Nothing accelerates long-delayed improvements as powerfully as a crisis, and few crises have wounded Hawaii as grievously as the Maui wildfires of Aug. 8, 2023, above all through the loss of 101 residents who lost their lives that day.
Thousands in Lahaina and elsewhere in West Maui were left homeless, and the terrible blazes illuminated how much deferred maintenance and other improvements needed to be accomplished, by multiple stakeholders.
Hawaiian Electric Co. is among these entities called on to make improvements. In a May 30 filing to the state Public Utilities Commission, the utility said it intends to make progress through wildfire risk mitigation focused on Maui, where the risk is greatest, but throughout its installations on Oahu and Hawaii island as well.
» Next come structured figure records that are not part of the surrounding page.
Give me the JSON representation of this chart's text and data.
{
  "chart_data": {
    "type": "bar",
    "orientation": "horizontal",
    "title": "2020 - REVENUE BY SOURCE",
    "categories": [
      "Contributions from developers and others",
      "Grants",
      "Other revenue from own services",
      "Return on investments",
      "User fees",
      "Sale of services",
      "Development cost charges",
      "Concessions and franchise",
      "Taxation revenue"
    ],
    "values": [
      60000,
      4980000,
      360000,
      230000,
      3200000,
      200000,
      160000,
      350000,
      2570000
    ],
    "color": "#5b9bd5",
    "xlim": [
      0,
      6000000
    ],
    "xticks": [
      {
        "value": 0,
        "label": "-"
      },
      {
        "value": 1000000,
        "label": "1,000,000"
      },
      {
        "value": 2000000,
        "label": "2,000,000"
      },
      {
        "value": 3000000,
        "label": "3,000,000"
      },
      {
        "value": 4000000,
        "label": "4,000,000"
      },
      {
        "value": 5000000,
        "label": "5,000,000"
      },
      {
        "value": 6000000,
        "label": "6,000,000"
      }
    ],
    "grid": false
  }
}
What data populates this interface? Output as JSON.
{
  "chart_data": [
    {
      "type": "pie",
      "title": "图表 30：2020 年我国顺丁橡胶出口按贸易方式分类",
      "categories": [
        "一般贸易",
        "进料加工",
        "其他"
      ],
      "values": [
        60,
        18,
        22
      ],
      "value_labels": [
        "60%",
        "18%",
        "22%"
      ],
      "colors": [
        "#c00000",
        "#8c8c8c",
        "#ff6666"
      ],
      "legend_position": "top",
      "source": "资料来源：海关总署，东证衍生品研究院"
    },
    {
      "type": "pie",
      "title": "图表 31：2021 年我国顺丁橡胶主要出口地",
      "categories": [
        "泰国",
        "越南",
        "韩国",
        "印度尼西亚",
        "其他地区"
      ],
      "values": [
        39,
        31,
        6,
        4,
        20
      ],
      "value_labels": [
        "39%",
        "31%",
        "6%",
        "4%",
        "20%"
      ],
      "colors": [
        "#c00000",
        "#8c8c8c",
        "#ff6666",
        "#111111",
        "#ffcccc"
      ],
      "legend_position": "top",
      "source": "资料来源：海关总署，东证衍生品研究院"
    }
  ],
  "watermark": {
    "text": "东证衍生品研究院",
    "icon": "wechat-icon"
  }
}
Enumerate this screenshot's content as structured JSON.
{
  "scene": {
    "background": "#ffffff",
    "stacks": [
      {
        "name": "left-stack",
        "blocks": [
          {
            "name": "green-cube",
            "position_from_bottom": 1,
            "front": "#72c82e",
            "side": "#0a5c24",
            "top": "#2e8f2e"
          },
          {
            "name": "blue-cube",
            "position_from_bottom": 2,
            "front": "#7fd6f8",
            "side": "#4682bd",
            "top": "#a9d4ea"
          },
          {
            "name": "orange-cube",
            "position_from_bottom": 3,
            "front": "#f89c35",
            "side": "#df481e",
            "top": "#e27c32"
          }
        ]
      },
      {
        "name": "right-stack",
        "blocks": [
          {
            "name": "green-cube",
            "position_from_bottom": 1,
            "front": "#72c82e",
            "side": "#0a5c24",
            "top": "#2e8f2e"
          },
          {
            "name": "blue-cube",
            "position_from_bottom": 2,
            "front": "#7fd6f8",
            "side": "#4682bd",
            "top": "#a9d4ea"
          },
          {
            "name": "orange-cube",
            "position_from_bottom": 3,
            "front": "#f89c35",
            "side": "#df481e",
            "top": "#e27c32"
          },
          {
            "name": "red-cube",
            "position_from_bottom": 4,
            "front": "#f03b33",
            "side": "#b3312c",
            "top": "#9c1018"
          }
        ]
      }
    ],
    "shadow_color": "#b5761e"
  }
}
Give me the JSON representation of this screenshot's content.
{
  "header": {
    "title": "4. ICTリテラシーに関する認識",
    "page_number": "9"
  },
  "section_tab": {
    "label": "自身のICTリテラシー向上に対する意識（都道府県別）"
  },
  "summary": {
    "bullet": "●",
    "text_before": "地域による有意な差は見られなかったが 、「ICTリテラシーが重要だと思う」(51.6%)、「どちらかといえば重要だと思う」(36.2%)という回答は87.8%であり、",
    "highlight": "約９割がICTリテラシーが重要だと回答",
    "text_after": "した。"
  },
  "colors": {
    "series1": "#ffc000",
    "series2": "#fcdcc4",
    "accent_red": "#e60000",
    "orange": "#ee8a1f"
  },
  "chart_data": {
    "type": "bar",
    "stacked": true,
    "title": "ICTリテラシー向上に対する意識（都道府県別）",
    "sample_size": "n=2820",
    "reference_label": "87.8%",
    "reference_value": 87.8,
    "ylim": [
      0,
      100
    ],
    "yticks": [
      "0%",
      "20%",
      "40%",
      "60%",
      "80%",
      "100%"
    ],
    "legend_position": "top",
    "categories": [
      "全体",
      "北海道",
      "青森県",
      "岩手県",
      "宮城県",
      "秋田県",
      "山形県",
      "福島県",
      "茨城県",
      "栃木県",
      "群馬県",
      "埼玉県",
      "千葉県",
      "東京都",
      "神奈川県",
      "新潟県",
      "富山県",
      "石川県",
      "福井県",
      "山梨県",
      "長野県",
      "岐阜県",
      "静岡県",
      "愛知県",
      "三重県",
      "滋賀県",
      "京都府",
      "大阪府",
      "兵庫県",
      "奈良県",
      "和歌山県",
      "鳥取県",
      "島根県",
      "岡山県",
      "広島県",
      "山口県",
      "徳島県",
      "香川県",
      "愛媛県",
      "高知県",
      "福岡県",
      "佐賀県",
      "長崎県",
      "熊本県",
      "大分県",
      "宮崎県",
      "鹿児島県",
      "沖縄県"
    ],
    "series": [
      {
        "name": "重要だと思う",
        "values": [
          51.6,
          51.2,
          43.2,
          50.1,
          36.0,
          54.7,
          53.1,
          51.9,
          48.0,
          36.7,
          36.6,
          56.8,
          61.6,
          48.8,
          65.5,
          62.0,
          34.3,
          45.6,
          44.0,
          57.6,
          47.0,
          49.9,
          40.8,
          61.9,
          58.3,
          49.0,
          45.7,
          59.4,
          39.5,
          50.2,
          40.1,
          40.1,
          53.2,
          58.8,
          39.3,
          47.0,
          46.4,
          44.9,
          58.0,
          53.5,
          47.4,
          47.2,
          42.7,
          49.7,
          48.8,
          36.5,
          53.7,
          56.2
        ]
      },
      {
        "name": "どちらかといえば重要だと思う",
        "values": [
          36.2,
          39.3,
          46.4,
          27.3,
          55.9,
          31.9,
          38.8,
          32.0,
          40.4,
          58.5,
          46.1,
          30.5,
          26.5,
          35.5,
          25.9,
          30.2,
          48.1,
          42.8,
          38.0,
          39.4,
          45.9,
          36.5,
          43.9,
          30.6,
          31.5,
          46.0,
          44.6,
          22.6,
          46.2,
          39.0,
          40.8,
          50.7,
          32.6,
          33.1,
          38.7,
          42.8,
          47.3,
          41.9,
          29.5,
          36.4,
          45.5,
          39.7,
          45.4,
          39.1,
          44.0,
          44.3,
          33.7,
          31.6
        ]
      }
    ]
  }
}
Kauai’s electric utility is owned by its ratepayers.
The range of improvements under the 3-year plan is justified — indeed, necessary — but Hawaiian Electric needs to find ways of lessening impact on the customers, including the financing option enabled by the state Legislature this past session.
That impact means the proposed rise in rates that would help pay for the upgrades, according to the filing before the PUC. The monthly increases would range between $1 and $5.50 to cover the cost: $1.05 more for Oahu ratepayers, $2.86 more on Hawaii island, and $5.41 more for Maui.
Maui ratepayers would be hardest hit since Hawaiian Electric projects that wildfire safety work on the Valley Isle, which will start as a pilot project, will cost $181 million. The knowledge gained will provide the basis for planning future undergrounding of power lines, according to the utility.
Costs anticipated for the other islands are estimated at $101 million for Hawaii island and $68 million on Oahu. Part of the cost, according to the filing, is covered by existing project allotments, such as a 2024 $95 million federal grant for grid resiliency.
It’s all still a considerable investment that requires ratepayers to underwrite much of it. Hawaiian Electric has indicated that the rate increases can be moderated if the company can use a financing scheme the Legislature authorized in Senate Bill 897, passed April 30.
The key purpose of that measure, which Gov. Josh Green should sign into law, is authorizing “securitization” for electric utilities. In this case, that allows Hawaiian Electric to take out low-interest bonds for infrastructure upgrades, backed by the new fee on customers’ electricity bills. The savings in this kind of financing should enable the utility to keep the increases lower as well.
One of the more controversial aspects of SB 897 involves setting limits on aggregate liability for future fires. The PUC would only be able to set such a limit for any utility over a given time frame after reviewing and approving a wildfire mitigation plan.
The commission must take care to see that any such limit would not shield utilities from too much of their own responsibility in wildfire prevention.
Further, the PUC should ensure that the rise in rates for securitization will produce revenue that should be spent on anti-disaster improvements rather than diverted to other purposes.
Hawaiian Electric projects that roughly two-thirds of the work in its plan will be capital investments in physical infrastructure. The balance would go toward operations and maintenance activities, such as a better program of equipment inspections and scheduling the removal or trimming of trees that pose a fire hazard.
The energy utility’s plan before the PUC also lists other general improvements, such as:
>> Insulating power lines in high-risk areas to prevent sparking that ignites brush.
>> Reinforcing or replacing utility poles.
>> Adding to its surveillance equipment, including weather stations and cameras that can detect potential hazards.
>> Establishing a “wildfire watch office” staffed by a meteorologist who would monitor news reports, weather data and field reports.
>> Taking advantage of artificial-intelligence technology for video camera stations, completely covering all areas at high- and medium-risk of wildfires.
Of course, this mission belongs to more than just the electric utilities. A welcome development last week was the appointment of Dori Booth as the state’s first fire marshal in 46 years. Filling that slot was clearly driven by concern over wildfire risk; lawmakers rightly reestablished the fire marshal’s office in the 2024 legislative session.
Booth, an Army combat veteran with high-level fire-safety job experience, has impressive qualifications to resurrect such an important post. As an Army veteran she specialized in civil-military infrastructure stability and, prior to this appointment, served as fire marshal for an Arizona district and deputy fire marshal for the Phoenix Fire Department.
She will be a key part of this state’s reinforced efforts to be alert to fire risks and be an advocate for initiatives such as wildfire safety planning.
Awareness of this issue should be heightened in all of us, in fact, given the grim lessons of Lahaina a mere two years ago.